Die trägen Himmel der Schweiz: Warum Bern Bürokratie der Luftverteidigung vorzieht
Verteidigungsminister Martin Pfister versuchte, eine wichtige Fünf-Milliarden-Franken-Beschaffung zu beschleunigen. Der Bundesrat entschied sich für eine bequeme Verzögerung.

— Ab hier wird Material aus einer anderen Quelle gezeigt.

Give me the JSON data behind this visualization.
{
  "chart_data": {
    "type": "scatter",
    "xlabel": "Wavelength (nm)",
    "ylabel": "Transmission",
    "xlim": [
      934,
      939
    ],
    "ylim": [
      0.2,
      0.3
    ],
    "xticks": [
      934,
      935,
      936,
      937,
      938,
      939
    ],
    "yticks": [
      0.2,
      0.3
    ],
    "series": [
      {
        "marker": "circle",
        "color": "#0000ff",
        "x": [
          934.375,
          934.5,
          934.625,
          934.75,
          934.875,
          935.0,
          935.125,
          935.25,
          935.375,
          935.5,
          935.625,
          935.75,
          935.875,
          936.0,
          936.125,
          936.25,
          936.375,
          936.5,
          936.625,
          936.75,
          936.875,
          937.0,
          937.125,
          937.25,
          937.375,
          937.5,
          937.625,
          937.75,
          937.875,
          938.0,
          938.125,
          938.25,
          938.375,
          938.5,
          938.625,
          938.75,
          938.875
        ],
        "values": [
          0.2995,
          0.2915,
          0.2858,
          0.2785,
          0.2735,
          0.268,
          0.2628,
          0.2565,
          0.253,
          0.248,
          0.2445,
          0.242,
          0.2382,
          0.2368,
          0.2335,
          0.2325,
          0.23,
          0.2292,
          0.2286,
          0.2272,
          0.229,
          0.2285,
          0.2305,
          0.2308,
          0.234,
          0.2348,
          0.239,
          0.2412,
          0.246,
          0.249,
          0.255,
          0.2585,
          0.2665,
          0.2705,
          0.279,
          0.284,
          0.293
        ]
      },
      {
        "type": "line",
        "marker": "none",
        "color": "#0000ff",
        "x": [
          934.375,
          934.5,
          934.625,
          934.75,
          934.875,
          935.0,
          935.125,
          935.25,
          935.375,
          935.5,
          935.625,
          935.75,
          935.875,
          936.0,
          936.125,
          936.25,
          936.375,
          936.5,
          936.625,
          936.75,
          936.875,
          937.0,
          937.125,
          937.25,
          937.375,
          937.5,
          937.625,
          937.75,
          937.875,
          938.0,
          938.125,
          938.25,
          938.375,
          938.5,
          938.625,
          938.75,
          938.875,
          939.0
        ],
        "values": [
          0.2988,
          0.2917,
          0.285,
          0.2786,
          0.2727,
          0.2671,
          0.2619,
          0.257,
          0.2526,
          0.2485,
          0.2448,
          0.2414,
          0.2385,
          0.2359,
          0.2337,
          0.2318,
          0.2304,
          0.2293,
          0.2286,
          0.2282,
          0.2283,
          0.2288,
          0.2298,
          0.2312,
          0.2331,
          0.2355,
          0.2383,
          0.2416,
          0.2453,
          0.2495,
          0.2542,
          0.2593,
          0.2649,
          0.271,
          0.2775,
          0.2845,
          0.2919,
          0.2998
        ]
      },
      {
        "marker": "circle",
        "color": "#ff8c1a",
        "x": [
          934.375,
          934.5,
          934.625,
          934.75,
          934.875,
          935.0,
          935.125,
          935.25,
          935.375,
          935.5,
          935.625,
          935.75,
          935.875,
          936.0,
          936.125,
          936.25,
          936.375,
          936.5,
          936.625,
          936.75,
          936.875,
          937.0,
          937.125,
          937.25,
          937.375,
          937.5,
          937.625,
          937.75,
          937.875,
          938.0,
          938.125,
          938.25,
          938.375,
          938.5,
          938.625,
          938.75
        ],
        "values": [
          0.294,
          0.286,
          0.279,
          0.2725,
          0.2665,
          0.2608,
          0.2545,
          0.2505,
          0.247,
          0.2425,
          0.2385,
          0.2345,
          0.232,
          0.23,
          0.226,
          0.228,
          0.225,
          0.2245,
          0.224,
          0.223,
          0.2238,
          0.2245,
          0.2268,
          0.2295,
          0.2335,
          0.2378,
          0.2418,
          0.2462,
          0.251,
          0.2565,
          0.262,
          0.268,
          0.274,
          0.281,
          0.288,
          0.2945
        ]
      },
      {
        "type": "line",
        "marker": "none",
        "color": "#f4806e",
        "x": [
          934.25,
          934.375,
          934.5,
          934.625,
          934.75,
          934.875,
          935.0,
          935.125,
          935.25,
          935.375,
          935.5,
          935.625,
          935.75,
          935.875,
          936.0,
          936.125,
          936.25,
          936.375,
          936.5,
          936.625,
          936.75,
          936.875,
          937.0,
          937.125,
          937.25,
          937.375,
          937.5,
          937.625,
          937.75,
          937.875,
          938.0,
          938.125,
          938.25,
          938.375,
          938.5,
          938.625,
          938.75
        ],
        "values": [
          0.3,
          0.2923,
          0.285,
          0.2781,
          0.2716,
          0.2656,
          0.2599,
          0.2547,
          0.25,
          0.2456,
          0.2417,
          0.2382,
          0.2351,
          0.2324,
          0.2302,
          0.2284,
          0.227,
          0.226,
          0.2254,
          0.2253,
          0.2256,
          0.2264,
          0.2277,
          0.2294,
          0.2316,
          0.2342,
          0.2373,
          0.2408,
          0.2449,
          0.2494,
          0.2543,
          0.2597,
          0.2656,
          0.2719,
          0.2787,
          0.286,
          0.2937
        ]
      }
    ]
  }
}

Als Verteidigungsminister Martin Pfister am 24. Juni vor die Presse trat, war sein Auftreten ein Meisterstück bürokratischer Gelassenheit. Er informierte die Öffentlichkeit ruhig darüber, dass die Schweizer Regierung beabsichtige, mittelfristig ein zusätzliches Langstrecken-Luftverteidigungssystem zu beschaffen, das die bereits bestellten amerikanischen Patriot-Batterien ergänzen solle. Für den Gelegenheitsbeobachter schien es in Bern Business as usual zu sein. Doch hinter verschlossenen Türen hatte der Bundesrat Pfisters ehrgeizigen Versuch, den Verteidigungsapparat der Nation in die aktuelle geopolitische Realität zu überführen, soeben zunichtegemacht.
Dokumente, die durch Informationsfreiheitsanfragen erhalten wurden, enthüllen einen stark abweichenden ursprünglichen Plan. Pfister hatte eine eklatante Schwachstelle identifiziert: Die Schweiz verfügt derzeit über keine wirksame Verteidigung gegen Langstrecken-Luftangriffe. Seine vorgeschlagene Lösung war eine fünf Milliarden Franken teure militärische Notsendung, die das übliche legislative Zögern umgehen sollte. Der Verteidigungsminister wollte, dass das Parlament die Mittel bis Dezember genehmigt, um noch in diesem Jahr eine sofortige Anzahlung von über einer Milliarde Franken zu ermöglichen. Dieses finanzielle Manöver, das passenderweise durch unerwartete Unternehmenssteuereinnahmen finanziert wurde, galt als wesentlich, um begehrte Fertigungsplätze ab 2027 zu sichern.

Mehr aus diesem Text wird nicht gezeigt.